Libby turns the knob to open the door and then backs out of the way to let me enter, and because at this point there is no way around it, I walk forward even though I am not at all certain that I have the strength to face the person inside. I hear Libby shut the door behind me as Lissa stands. She looks unsure of herself, which surprises me for some reason. “Leap before you look” had been one of her mottoes. I did not think she was capable of being nervous. She takes a step forward as if to hug me, then stops. Her hair is darker than I remember, longer. “Unkempt” is what Mother would call it, but Lissa looks beautiful and a little wild. She looks like the person she was always meant to be.
I have played this moment out countless times over the years, but in my mind, Lissa was always the one to speak first. She is supposed to say something irreverent or else offer an apology. She is supposed to tousle my hair the way she used to or make a joke about how much I’ve grown. But instead she just stands there and all of the things I have imagined saying in return slip away and I am left with nothing. I open my mouth and what I produce is something between a giggle and a sob and all of a sudden I am blubbering so much that for a second it seems as if I can’t breathe.

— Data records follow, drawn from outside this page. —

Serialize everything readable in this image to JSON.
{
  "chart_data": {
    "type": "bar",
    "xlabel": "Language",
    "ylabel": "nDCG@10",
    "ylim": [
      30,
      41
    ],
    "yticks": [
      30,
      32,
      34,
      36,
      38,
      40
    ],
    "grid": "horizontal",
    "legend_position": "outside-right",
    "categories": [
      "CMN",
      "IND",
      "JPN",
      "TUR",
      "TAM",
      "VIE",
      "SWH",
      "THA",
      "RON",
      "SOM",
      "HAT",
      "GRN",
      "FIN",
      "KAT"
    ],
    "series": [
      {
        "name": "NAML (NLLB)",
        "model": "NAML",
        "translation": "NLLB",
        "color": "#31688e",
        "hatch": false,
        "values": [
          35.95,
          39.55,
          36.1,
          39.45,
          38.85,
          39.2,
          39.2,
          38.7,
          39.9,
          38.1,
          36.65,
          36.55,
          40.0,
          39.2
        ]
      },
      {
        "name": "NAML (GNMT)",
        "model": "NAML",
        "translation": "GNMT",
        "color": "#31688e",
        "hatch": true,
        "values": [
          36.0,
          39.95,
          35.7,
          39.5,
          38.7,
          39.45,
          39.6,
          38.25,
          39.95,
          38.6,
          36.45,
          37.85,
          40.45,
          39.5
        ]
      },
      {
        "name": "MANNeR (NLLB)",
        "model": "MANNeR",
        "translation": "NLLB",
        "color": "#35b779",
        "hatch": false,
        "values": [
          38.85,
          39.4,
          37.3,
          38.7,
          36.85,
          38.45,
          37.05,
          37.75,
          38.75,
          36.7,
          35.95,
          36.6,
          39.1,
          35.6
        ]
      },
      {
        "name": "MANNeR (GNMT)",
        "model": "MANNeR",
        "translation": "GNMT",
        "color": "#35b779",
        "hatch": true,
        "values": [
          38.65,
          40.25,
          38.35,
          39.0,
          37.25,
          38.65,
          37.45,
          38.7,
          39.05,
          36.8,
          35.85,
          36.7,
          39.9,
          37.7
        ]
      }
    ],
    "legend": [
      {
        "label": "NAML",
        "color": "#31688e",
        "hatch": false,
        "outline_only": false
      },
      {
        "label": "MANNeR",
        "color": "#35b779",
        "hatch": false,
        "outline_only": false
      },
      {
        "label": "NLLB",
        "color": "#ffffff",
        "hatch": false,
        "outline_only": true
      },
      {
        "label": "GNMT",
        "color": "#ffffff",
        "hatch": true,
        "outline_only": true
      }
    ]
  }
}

Eventually I manage to get out, “How could you leave me all alone?”
And now her arms do wrap around me and I feel her rib cage shaking and I know that she is crying too.
* * *
—————
It is a long time before we are able to say anything, and when we do talk, it is not at all how I expected. She wants to know how the remodel turned out in the upstairs bathroom and whether you can take a shower now without freezing or getting burned. She asks what happened to Mrs. Peacham’s labradoodle, Roscoe, whom Lissa used to take for walks and who liked to pee in the spot where our own dog, Blister, had been buried, as if making some sort of offering to the dead. It is the little things she seems most interested in and then I realize that it is the little things that she has not been able to find out about on TV.
After a long while, I ask, “Why did you go?”

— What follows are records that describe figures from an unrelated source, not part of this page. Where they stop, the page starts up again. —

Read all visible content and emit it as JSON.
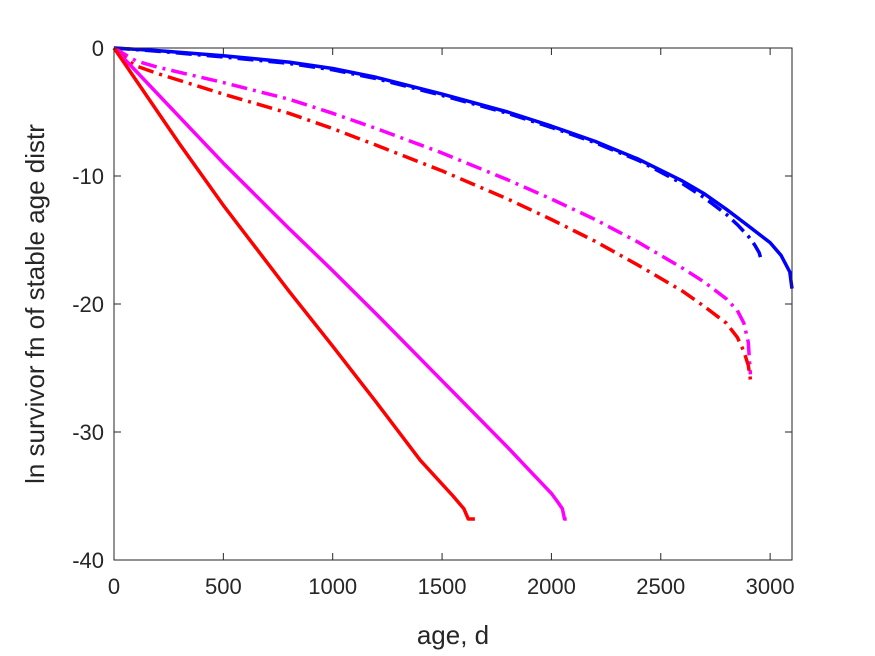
{
  "chart_data": {
    "type": "line",
    "title": "",
    "xlabel": "age, d",
    "ylabel": "ln survivor fn of stable age distr",
    "xlim": [
      0,
      3100
    ],
    "ylim": [
      -40,
      0
    ],
    "xticks": [
      0,
      500,
      1000,
      1500,
      2000,
      2500,
      3000
    ],
    "yticks": [
      0,
      -10,
      -20,
      -30,
      -40
    ],
    "grid": false,
    "legend": "none",
    "series": [
      {
        "color": "#0000ff",
        "style": "solid",
        "x": [
          0,
          200,
          500,
          800,
          1000,
          1200,
          1500,
          1800,
          2000,
          2200,
          2400,
          2600,
          2700,
          2800,
          2900,
          3000,
          3050,
          3090,
          3100
        ],
        "y": [
          0,
          -0.2,
          -0.6,
          -1.1,
          -1.6,
          -2.3,
          -3.6,
          -5.0,
          -6.1,
          -7.3,
          -8.7,
          -10.4,
          -11.4,
          -12.6,
          -13.9,
          -15.2,
          -16.2,
          -17.5,
          -18.8
        ]
      },
      {
        "color": "#0000ff",
        "style": "dashdot",
        "x": [
          0,
          200,
          500,
          800,
          1000,
          1200,
          1500,
          1800,
          2000,
          2200,
          2400,
          2600,
          2700,
          2800,
          2850,
          2900,
          2930,
          2950,
          2960
        ],
        "y": [
          0,
          -0.25,
          -0.7,
          -1.2,
          -1.7,
          -2.4,
          -3.7,
          -5.1,
          -6.2,
          -7.4,
          -8.8,
          -10.6,
          -11.7,
          -13.0,
          -13.8,
          -14.7,
          -15.4,
          -16.0,
          -16.6
        ]
      },
      {
        "color": "#ff00ff",
        "style": "dashdot",
        "x": [
          0,
          50,
          100,
          200,
          500,
          800,
          1000,
          1200,
          1500,
          1800,
          2000,
          2200,
          2400,
          2600,
          2700,
          2800,
          2850,
          2880,
          2900,
          2910
        ],
        "y": [
          0,
          -0.5,
          -1.0,
          -1.5,
          -2.7,
          -4.0,
          -5.1,
          -6.3,
          -8.2,
          -10.3,
          -11.8,
          -13.4,
          -15.2,
          -17.2,
          -18.3,
          -19.6,
          -20.5,
          -21.5,
          -23.0,
          -25.5
        ]
      },
      {
        "color": "#ff0000",
        "style": "dashdot",
        "x": [
          0,
          50,
          100,
          200,
          500,
          800,
          1000,
          1200,
          1500,
          1800,
          2000,
          2200,
          2400,
          2600,
          2700,
          2800,
          2850,
          2880,
          2900,
          2910
        ],
        "y": [
          0,
          -0.8,
          -1.4,
          -2.0,
          -3.6,
          -5.1,
          -6.3,
          -7.6,
          -9.6,
          -11.8,
          -13.4,
          -15.1,
          -17.0,
          -19.0,
          -20.2,
          -21.5,
          -22.6,
          -23.7,
          -24.8,
          -25.9
        ]
      },
      {
        "color": "#ff00ff",
        "style": "solid",
        "x": [
          0,
          100,
          300,
          500,
          800,
          1000,
          1200,
          1500,
          1800,
          1900,
          2000,
          2030,
          2050,
          2060,
          2070
        ],
        "y": [
          0,
          -1.8,
          -5.4,
          -9.0,
          -14.1,
          -17.4,
          -20.8,
          -26.0,
          -31.2,
          -33.0,
          -34.8,
          -35.5,
          -36.0,
          -36.8,
          -36.8
        ]
      },
      {
        "color": "#ff0000",
        "style": "solid",
        "x": [
          0,
          100,
          300,
          500,
          800,
          1000,
          1200,
          1400,
          1550,
          1600,
          1620,
          1650
        ],
        "y": [
          0,
          -2.5,
          -7.5,
          -12.3,
          -19.0,
          -23.3,
          -27.7,
          -32.2,
          -35.0,
          -36.0,
          -36.8,
          -36.8
        ]
      }
    ]
  }
}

We are sitting on a narrow couch. Lissa’s feet are tucked up beneath her and I am lying
with my legs up over the armrest so that my head is on my sister’s knee. She smooths my hair back from my face.
“It’s complicated,” she tells me.
“Isn’t it always?”
Lissa leans her head back and looks up at a water mark on the ceiling.

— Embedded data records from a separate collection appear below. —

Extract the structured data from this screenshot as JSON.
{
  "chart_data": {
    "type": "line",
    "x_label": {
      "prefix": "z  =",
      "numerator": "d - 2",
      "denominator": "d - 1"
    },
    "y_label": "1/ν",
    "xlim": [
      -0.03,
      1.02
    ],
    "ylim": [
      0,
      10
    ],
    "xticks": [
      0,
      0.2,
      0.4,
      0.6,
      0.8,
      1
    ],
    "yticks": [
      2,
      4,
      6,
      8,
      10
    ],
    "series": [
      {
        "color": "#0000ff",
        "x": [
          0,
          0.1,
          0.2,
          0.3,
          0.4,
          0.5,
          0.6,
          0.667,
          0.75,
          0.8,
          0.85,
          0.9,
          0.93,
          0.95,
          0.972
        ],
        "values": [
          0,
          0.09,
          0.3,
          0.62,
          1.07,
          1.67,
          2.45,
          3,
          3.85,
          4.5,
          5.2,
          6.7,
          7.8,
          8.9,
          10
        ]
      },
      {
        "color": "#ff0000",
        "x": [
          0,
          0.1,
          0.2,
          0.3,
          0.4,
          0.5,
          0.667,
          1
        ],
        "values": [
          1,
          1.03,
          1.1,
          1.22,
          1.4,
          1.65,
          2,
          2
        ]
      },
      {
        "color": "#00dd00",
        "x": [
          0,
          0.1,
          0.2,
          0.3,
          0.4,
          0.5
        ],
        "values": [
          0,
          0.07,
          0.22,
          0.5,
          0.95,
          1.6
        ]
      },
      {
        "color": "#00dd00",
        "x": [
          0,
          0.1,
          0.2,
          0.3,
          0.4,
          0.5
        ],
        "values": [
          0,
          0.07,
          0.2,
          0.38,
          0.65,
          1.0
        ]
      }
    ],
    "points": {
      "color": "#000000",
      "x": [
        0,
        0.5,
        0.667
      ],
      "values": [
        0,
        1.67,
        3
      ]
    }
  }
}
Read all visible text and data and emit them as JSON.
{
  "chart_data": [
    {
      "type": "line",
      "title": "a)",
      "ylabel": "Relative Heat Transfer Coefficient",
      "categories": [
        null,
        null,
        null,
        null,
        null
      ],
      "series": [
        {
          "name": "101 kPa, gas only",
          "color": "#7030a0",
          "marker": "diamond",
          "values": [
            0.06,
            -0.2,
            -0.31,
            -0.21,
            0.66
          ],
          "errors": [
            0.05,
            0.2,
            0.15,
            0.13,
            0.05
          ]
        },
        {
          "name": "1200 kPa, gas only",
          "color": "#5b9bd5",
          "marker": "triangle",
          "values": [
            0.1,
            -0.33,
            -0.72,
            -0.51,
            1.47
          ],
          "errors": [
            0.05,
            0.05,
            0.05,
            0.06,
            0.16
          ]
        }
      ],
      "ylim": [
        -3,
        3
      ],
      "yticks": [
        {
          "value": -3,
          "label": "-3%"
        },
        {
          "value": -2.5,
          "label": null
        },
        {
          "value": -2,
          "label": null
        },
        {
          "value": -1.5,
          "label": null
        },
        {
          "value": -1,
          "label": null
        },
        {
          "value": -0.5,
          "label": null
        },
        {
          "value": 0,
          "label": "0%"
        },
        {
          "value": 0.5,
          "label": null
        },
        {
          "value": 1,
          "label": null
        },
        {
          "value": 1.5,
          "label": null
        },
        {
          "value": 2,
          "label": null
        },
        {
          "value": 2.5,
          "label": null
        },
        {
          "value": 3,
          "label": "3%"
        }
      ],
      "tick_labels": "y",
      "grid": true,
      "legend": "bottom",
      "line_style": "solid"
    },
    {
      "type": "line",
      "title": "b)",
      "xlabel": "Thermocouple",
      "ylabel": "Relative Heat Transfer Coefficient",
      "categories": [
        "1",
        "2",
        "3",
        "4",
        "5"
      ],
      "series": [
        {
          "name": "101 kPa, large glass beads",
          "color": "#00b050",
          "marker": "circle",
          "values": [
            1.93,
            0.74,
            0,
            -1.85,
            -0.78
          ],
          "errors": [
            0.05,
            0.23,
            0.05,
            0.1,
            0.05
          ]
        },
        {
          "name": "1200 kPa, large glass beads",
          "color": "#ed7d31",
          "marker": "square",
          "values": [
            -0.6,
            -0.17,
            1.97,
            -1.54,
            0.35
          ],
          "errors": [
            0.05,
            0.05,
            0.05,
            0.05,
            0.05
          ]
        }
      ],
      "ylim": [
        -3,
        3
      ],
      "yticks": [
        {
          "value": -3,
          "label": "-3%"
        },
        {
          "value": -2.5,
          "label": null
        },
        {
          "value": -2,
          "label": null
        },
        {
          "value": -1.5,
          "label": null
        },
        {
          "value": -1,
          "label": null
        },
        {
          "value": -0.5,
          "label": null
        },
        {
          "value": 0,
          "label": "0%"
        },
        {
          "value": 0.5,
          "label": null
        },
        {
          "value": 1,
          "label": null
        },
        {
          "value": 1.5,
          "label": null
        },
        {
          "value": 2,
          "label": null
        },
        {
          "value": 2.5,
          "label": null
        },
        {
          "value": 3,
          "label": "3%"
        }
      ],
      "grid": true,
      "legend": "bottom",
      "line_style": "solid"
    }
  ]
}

“You know how it is there. I was suffocating.”
“So it wasn’t anything more than that?”
I feel Lissa’s muscles tense, but even so, I know that if she tells me it was just the cameras she was trying to escape from, I’ll believe her. That’s how much I want it to be true.
Instead of saying no, she asks me, “Why?”
And because this is the entire reason I asked her here to see me, I say, “I’m pregnant.”
There is a moment when it is as if the air has gone out of the room because neither of us is breathing, but then it passes and Lissa says, “I was afraid of that.”
I sit up and face her, my eyes flashing. Saying it out loud to Lissa, I realize for the first time that I have decided to have this baby. Not by default. Not just because Roarke found me and I didn’t take the pills. I have decided that I want it no matter how he or she came to be.
“Aren’t you going to ask me who the father is?”
Lissa shakes her head and bites down hard on her lower lip. I can see the blood.
“I don’t have to,” she whispers finally. “I already know.”
* * *
—————
Candy calls not long after that to make sure we are on schedule for the campaign event. Mother had eventually conceded to announcing Caleb’s run at the bandstand in the town park rather than on the church lawn at the insistence of his campaign manager, a classmate from Yale named Ellory Lester who has become a sudden fixture and is now always at Caleb’s side. He went on about how the polling shows that Caleb has his work cut out for him with the secular voters in the district while, naturally, he’s got the evangelicals in the bag. This is why it is so important that the announcement be made in neutral territory. As a result, Roarke and I have to be ready before we leave the studio since there is nowhere to change once we get to the park.